Le problème, c'est que les réformes structurelles ne sont pas faites : réforme du marché du travail, investissement dans des secteurs porteurs… Ce qui ne permet pas de construire une croissance pérenne. Pour ce qui est d'un plan d'aide éventuel, tout dépendra de la capacité du pays à réemprunter à partir de fin 2013, quand le versement des aides de l'Union européenne et du FMI prendra fin.
La Grèce, elle, semble exsangue. La situation sociale est explosive. La rigueur atteint-elle ses limites ?
On atteint un peu les limites de ce qui est socialement supportable. Mais on n'est pas forcément allé assez loin sur les bonnes choses : l'évasion fiscale, les fraudes, où il y aurait de quoi assainir les finances publiques… Sur les privatisations, il y avait un plan assez ambitieux de 50 milliards d'euros pour 2015, mais il se met en place assez lentement.

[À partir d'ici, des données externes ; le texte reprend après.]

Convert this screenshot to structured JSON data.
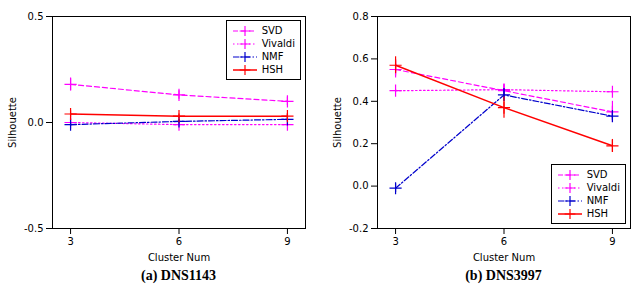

Tout cela n'est pas très positif… L'austérité a bien été mise en place, mais la machine économique semble en panne, avec une croissance faible et un chômage élevé. L'Europe peut-elle la relancer ?
Le principal problème, c'est la rapidité avec laquelle les pays ont été mis en demeure de réduire leur déficit, alors même qu'on sort d'une crise et que la croissance est assez molle. En même temps, on pouvait difficilement échapper à cet ajustement car il y avait la crainte de voir les marchés spéculer contre les pays. Le rempart aurait été la construction d'une vraie Europe budgétaire, ce qui aurait sans doute permis d'étaler l'ajustement dans le temps. Là, tous les pays font de l'austérité en même temps, ce qui est la pire des conjonctures. On voit les dangers d'une union monétaire sans qu'il y ait vraiment d'unité budgétaire. L'Europe paie le prix d'un certain laxisme institutionnel avant le déclenchement de la crise, en 2007.